Georeferencing
Georeferencing trajectories and metric maps is implemented in the mola_sm_loop_closure package.
The concept of using simple-maps as intermediary map format together with the layered metric map format (see [BC24]) enables embedding georeferenced coordinates to any kind of map typically used in robotics: grid maps, voxel maps, point clouds, etc.
1. Frames for geo-referenced maps
When working with ROS tf
(transformations), MOLA packages use the following frame convention,
which extends the standard REP-105 with additional
enu
and utm
frames:
The existing frames are explained here.
2. How to build a georeferenced map
First, build a simple-map from a dataset or a live robot as described in Tutorial: build a map.
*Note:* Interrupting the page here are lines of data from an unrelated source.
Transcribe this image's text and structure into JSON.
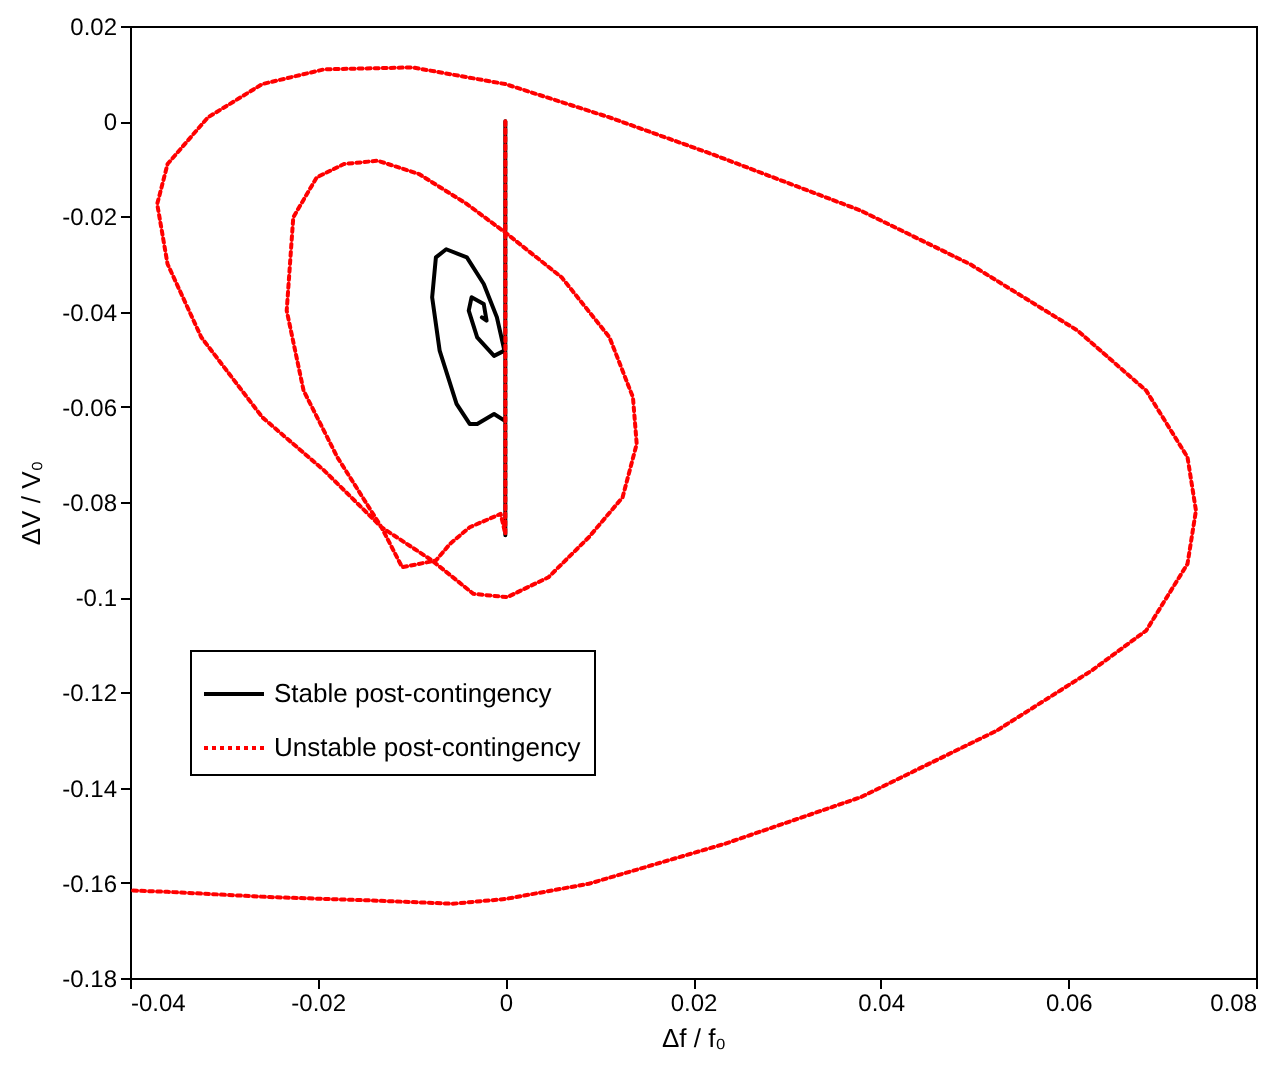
{
  "chart_data": {
    "type": "line",
    "xlabel": "Δf / f₀",
    "ylabel": "ΔV / V₀",
    "xlim": [
      -0.04,
      0.08
    ],
    "ylim": [
      -0.18,
      0.02
    ],
    "xticks": [
      -0.04,
      -0.02,
      0,
      0.02,
      0.04,
      0.06,
      0.08
    ],
    "yticks": [
      -0.18,
      -0.16,
      -0.14,
      -0.12,
      -0.1,
      -0.08,
      -0.06,
      -0.04,
      -0.02,
      0,
      0.02
    ],
    "legend": "left",
    "series": [
      {
        "name": "Stable post-contingency",
        "color": "#000000",
        "line_style": "solid",
        "x": [
          0,
          0,
          0,
          -0.0012,
          -0.003,
          -0.0038,
          -0.0052,
          -0.007,
          -0.0078,
          -0.0074,
          -0.0063,
          -0.0041,
          -0.0023,
          -0.0009,
          -0.0001,
          -0.0012,
          -0.003,
          -0.0039,
          -0.0036,
          -0.0023,
          -0.002,
          -0.0025
        ],
        "values": [
          0,
          -0.087,
          -0.063,
          -0.0615,
          -0.0636,
          -0.0636,
          -0.0594,
          -0.0482,
          -0.037,
          -0.0286,
          -0.0269,
          -0.0286,
          -0.0342,
          -0.0412,
          -0.0482,
          -0.0493,
          -0.0454,
          -0.0398,
          -0.037,
          -0.0384,
          -0.0419,
          -0.0412
        ]
      },
      {
        "name": "Unstable post-contingency",
        "color": "#ff0000",
        "line_style": "dotted",
        "x": [
          0,
          0,
          -0.0005,
          -0.0038,
          -0.0059,
          -0.0074,
          -0.011,
          -0.0132,
          -0.0179,
          -0.0215,
          -0.0233,
          -0.0226,
          -0.0201,
          -0.0172,
          -0.0136,
          -0.0092,
          -0.0041,
          0.0002,
          0.006,
          0.0111,
          0.0136,
          0.014,
          0.0125,
          0.0089,
          0.0046,
          0.0002,
          -0.0034,
          -0.0078,
          -0.0132,
          -0.0193,
          -0.0259,
          -0.0324,
          -0.036,
          -0.0371,
          -0.036,
          -0.0317,
          -0.0259,
          -0.0193,
          -0.0099,
          0,
          0.0111,
          0.022,
          0.0379,
          0.0495,
          0.061,
          0.0683,
          0.0727,
          0.0736,
          0.0727,
          0.0683,
          0.0625,
          0.0524,
          0.0379,
          0.0234,
          0.0089,
          0,
          -0.0056,
          -0.0143,
          -0.0251,
          -0.036,
          -0.04
        ],
        "values": [
          0,
          -0.0867,
          -0.0825,
          -0.0853,
          -0.0888,
          -0.0923,
          -0.0937,
          -0.0853,
          -0.0706,
          -0.0566,
          -0.0398,
          -0.0202,
          -0.0118,
          -0.009,
          -0.0083,
          -0.0111,
          -0.0174,
          -0.0237,
          -0.0328,
          -0.0454,
          -0.058,
          -0.0678,
          -0.079,
          -0.0874,
          -0.0958,
          -0.1,
          -0.0993,
          -0.0923,
          -0.0853,
          -0.0734,
          -0.0622,
          -0.0454,
          -0.03,
          -0.0174,
          -0.009,
          0.0008,
          0.0078,
          0.0109,
          0.0113,
          0.0078,
          0.0008,
          -0.0069,
          -0.0188,
          -0.03,
          -0.044,
          -0.0566,
          -0.0706,
          -0.0818,
          -0.093,
          -0.107,
          -0.1154,
          -0.128,
          -0.142,
          -0.1518,
          -0.1602,
          -0.1634,
          -0.1644,
          -0.1637,
          -0.163,
          -0.1619,
          -0.1616
        ]
      }
    ]
  }
}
Make sure of having a GPS (GNSS) sensor source emitting observations, and that they were captured by MOLA-LO (see the corresponding variable in the LO pipeline).
Then, build the corresponding metric map by applying a metric map generation pipeline (see [BC24] or this step in the tutorial:
# Build metric map (mm) from simplemap (sm):
sm2mm -i datasetWithGPS.simplemap -o myMap.mm -p sm2mm_pipeline.yaml
Now, to find out the optimized map-to-ENU transformation and write it into the map file, use:
# georeference it:
mola-sm-georeferencing -i datasetWithGPS.simplemap --write-into myMap.mm
Alternatively, the georeferenciation metadata can be also stored, independently of a metric map, in an independent file with:
# georeference it:
mola-sm-georeferencing -i datasetWithGPS.simplemap --output myMap.georef
Full CLI reference
USAGE:
mola-sm-georeferencing [-v <INFO>] [-l <foobar.so>]
[--horizontality-sigma <1.0>] [-o <map.georef>]
[--write-into <map.mm>] -i <map.simplemap> [--]
[--version] [-h]
Where:
-v <INFO>, --verbosity <INFO>
Verbosity level: ERROR|WARN|INFO|DEBUG (Default: INFO)
-l <foobar.so>, --load-plugins <foobar.so>
One or more (comma separated) *.so files to load as plugins, e.g.
defining new CMetricMap classes
--horizontality-sigma <1.0>
For short trajectories (not >10x the GPS uncertainty), this helps to
avoid degeneracy.
-o <map.georef>, --output <map.georef>
Write the obtained georeferencing metadata to a .georef file
--write-into <map.mm>
An existing .mm file in which to write the georeferencing metadata
-i <map.simplemap>, --input <map.simplemap>
(required) Input .simplemap file
--, --ignore_rest
Ignores the rest of the labeled arguments following this flag.
--version
Displays version information and exits.
-h, --help
Displays usage information and exits.
3. Georeferenced trajectories
Once you already have a trajectory file in the local map frame of reference,
for example, as generated by MOLA-LO in TUM format,
and after georeferencing the generated map as shown above,
you can use the CLI tool mola-trajectory-georef
to convert it into geodetic coordinates,
for example in KML format suitable for visualization in Google Earth.
Full CLI reference
USAGE:
mola-trajectory-georef -o <path.kml> -t <traj.tum> [-g <map.georef>]
[-m <map.mm>] [--] [--version] [-h]
Where:
-o <path.kml>, --output <path.kml>
(required) The name of the google earth kml file to write to
-t <traj.tum>, --trajectory <traj.tum>
(required) Input .tum trajectory, in map local coordinates
-g <map.georef>, --geo-ref <map.georef>
Input .georef file with georef info
-m <map.mm>, --map <map.mm>
Input .mm map with georef info
--, --ignore_rest
Ignores the rest of the labeled arguments following this flag.
--version
Displays version information and exits.
-h, --help
Displays usage information and exits.